Her gün her ekranda sürekli görmeye alıştığımız Cumhurbaşkanı ortadan kayboldu. 39 ilçede miting yapmak şöyle dursun, medya söyleşilerini bile durdurdu. Bunun üzerine hemen spekülasyon kuşları havalandı. Kimisi “Kaybedeceğini anlayınca faturayı Binali Yıldırım’a kesmek için çekildi” dedi; kimisi “İmamoğlu’nun kucaklayıcı dili prim yapmaya başlayınca gerginlik siyasetinden vazgeçti” yorumunu yaptı. “Hastalığı nüksetti, tedavi görüyor” söylentisi yayan da oldu.
Sonunda Erdoğan, bu söylentileri yalanlarcasına çıktı ortaya… Hem de sustuğu günlerin acısını çıkartacak kadar saldırgan bir dille… Neler demedi ki son iki günde:
“Devletin valisine ‘it’ diyen İmamoğlu, özür dilemeden o makama gelemez” diye başladı.
“Milletin inancıyla kavgalı bir ‘azgın azınlığın’ İstanbul’un dokusunu bozmasına izin vermeyeceklerini” söyledi. Bu ötekileştirme cümlesinin hemen ardından “Hiç kimseyi ötekileştirmedik” diyerek akıllarla alay etti.
“Pontus” lafını ortaya atan, kendi partilisi değilmiş gibi bir de
“Karadenizlileri hedef alan ahlaksız bir kampanya yürütülüyor” diye muhalefeti suçladı.
Bildiğimiz Erdoğan işte…
Muhtemelen dilini daha fazla tutamadı; “O konuştukça AKP kaybediyor” diyen anketlere kulak asmadan kendi normallerine döndü. “Bunca seçimi bu üslupla kazandım; neden bunda değişeyim” diye düşündü muhtemelen… Ve son turda saldırıya geçerek bir haftayı aşkın süredir gerilimsiz bir kampanya yaşayan, adayları ekranda medeni bir üslupla yarışan Türkiye’yi yeniden gerdi.

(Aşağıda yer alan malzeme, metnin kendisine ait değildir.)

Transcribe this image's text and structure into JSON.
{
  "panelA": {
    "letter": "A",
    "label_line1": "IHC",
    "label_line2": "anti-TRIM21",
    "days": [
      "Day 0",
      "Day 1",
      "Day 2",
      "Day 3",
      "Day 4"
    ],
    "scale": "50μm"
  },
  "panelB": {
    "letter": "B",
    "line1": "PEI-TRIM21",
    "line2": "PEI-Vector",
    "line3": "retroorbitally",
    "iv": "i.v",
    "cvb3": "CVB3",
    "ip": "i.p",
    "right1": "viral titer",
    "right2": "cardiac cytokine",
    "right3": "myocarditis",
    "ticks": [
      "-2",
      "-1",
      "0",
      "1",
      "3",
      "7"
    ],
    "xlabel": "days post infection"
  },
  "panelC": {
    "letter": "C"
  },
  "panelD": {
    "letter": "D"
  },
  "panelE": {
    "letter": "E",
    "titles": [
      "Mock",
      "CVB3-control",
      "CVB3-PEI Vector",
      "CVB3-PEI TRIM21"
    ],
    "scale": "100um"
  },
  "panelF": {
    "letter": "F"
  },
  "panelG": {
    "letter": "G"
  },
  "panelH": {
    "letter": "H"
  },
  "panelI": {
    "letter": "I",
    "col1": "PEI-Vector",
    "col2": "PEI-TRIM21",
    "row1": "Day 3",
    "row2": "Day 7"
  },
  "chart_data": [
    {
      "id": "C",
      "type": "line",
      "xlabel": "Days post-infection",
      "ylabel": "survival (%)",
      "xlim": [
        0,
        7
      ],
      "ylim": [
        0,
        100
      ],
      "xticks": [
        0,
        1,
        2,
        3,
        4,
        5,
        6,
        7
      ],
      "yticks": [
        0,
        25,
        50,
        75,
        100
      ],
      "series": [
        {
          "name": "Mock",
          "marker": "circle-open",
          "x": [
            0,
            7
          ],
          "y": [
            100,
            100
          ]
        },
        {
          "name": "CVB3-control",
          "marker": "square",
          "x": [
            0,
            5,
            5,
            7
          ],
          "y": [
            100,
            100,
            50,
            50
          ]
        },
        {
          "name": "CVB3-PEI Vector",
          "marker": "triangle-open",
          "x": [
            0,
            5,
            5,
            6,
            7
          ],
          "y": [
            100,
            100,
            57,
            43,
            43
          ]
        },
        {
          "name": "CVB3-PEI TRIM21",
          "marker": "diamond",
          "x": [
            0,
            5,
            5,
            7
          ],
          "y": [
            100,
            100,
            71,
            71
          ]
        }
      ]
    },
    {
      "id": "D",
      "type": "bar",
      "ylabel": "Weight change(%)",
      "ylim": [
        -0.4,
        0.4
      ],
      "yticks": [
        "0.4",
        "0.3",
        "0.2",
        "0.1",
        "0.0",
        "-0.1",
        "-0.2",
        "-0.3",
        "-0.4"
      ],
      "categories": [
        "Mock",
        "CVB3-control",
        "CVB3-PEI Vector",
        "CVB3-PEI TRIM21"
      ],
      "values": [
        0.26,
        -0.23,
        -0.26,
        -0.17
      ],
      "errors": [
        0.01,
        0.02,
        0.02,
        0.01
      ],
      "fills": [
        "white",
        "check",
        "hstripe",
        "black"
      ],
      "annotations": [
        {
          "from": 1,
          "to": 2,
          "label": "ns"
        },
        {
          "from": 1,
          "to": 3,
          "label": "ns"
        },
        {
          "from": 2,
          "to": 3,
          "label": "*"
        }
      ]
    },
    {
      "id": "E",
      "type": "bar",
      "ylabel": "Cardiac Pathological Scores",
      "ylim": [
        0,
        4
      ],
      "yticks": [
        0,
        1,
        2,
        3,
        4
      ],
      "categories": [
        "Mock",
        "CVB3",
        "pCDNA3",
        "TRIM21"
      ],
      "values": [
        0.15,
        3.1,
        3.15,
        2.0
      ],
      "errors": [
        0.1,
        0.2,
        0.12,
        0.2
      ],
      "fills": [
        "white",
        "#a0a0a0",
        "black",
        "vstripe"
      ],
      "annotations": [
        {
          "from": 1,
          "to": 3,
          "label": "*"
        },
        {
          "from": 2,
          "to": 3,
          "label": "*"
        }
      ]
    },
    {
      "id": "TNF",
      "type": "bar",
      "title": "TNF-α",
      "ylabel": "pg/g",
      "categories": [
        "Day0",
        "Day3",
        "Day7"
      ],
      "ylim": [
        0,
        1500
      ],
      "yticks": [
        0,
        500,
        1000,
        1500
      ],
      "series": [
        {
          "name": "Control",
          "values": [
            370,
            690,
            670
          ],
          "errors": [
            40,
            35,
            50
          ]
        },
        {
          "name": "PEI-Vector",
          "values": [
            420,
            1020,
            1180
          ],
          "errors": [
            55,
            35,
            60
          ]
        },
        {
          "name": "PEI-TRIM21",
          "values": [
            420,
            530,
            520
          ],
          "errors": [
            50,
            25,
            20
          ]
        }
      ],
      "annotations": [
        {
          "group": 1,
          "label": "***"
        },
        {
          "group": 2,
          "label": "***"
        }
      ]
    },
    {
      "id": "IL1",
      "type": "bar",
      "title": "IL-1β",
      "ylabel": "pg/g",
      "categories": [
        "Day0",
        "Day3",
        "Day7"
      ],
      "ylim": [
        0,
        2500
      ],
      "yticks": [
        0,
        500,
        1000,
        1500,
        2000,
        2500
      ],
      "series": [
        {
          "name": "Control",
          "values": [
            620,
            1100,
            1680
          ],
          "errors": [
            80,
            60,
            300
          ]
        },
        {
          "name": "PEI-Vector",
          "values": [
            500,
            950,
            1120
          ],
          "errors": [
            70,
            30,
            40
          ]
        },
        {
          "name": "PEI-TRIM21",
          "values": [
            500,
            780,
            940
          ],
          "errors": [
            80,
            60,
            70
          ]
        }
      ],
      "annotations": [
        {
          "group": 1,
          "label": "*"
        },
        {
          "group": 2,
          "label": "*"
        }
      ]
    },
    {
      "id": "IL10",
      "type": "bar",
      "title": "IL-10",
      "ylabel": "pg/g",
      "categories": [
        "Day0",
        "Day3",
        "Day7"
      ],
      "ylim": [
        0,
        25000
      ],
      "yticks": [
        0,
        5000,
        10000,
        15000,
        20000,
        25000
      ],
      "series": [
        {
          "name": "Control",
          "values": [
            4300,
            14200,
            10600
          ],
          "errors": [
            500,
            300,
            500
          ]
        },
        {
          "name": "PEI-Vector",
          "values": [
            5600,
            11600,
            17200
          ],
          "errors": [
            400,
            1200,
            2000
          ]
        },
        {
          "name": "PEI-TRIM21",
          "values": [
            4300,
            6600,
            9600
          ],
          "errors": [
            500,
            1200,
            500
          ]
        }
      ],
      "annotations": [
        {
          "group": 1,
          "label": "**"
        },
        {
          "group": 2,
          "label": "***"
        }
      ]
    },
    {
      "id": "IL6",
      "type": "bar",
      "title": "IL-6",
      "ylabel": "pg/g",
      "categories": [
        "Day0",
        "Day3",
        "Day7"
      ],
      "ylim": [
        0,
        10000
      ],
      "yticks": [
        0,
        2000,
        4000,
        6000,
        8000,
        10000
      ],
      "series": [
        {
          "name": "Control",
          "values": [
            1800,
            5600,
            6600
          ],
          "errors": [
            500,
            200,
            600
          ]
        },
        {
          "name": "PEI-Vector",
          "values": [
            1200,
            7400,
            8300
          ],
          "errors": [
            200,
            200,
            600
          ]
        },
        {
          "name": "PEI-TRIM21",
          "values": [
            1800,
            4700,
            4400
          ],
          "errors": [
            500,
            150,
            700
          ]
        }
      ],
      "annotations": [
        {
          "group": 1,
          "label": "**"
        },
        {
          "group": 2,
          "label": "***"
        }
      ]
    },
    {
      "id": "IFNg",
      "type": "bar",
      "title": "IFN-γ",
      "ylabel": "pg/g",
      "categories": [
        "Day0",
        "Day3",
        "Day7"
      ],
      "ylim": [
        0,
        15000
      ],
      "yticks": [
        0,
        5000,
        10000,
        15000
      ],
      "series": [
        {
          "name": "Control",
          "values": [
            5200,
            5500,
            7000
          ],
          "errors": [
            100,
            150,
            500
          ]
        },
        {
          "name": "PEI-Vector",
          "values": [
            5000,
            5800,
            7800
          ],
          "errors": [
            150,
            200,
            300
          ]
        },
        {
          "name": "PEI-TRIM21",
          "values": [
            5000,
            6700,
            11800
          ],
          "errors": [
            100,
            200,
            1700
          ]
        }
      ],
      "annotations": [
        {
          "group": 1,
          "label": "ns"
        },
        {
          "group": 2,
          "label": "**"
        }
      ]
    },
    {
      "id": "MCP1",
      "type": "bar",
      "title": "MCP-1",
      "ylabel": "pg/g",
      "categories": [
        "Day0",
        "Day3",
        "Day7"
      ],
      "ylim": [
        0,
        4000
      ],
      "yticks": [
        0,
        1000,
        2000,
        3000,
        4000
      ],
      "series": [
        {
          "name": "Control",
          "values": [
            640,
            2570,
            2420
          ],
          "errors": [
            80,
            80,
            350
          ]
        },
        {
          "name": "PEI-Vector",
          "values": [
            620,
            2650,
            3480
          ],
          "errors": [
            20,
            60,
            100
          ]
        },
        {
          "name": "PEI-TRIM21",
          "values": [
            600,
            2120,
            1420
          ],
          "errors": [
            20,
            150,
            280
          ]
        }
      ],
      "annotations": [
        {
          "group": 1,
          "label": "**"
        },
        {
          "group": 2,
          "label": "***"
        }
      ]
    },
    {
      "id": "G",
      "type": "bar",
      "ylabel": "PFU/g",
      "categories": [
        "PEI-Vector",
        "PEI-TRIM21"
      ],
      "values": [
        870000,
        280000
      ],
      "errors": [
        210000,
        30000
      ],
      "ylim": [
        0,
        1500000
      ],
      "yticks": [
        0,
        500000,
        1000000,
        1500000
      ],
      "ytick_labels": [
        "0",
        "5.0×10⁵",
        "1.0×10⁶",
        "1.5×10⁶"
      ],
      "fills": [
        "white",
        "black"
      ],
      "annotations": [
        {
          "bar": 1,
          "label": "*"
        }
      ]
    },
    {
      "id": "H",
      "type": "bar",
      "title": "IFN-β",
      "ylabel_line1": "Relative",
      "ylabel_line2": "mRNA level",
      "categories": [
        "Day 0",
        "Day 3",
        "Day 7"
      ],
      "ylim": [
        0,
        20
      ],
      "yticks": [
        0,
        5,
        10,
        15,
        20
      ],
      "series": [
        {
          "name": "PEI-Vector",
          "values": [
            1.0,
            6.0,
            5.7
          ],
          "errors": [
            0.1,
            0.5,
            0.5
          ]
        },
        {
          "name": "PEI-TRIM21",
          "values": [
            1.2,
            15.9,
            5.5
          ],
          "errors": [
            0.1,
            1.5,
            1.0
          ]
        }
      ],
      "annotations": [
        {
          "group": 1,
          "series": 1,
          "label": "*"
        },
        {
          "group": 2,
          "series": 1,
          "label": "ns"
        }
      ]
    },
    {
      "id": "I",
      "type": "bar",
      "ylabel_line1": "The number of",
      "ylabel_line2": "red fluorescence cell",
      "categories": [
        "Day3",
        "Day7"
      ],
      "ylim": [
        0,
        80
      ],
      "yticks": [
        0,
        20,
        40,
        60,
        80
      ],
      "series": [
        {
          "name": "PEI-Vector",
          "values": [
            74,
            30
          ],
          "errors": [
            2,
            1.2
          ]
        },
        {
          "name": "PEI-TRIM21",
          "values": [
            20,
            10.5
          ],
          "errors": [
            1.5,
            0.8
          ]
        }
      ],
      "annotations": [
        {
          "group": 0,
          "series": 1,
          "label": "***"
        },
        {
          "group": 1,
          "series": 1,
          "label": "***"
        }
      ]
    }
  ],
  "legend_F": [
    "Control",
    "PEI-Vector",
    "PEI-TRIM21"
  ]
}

İşe yarar mı? Bence zor. Bu kez karşısında kendisine cevap yetiştirerek ona hizmet eden bir muhalefet adayı yok; tersine sinirlerini aldırmışçasına sakin, güleryüzle sürekli umut yayan, “kutuplaşmayalım, kucaklaşalım” diyen bir siyasetçi var.
Sanırım Erdoğan Türkiye’nin kendisinden yorulmuş olma ihtimalini hesaplayamadı. Her gerilen ipin bir kopma anı vardır. Türkiye’ninkinin 23 Haziran olabilir.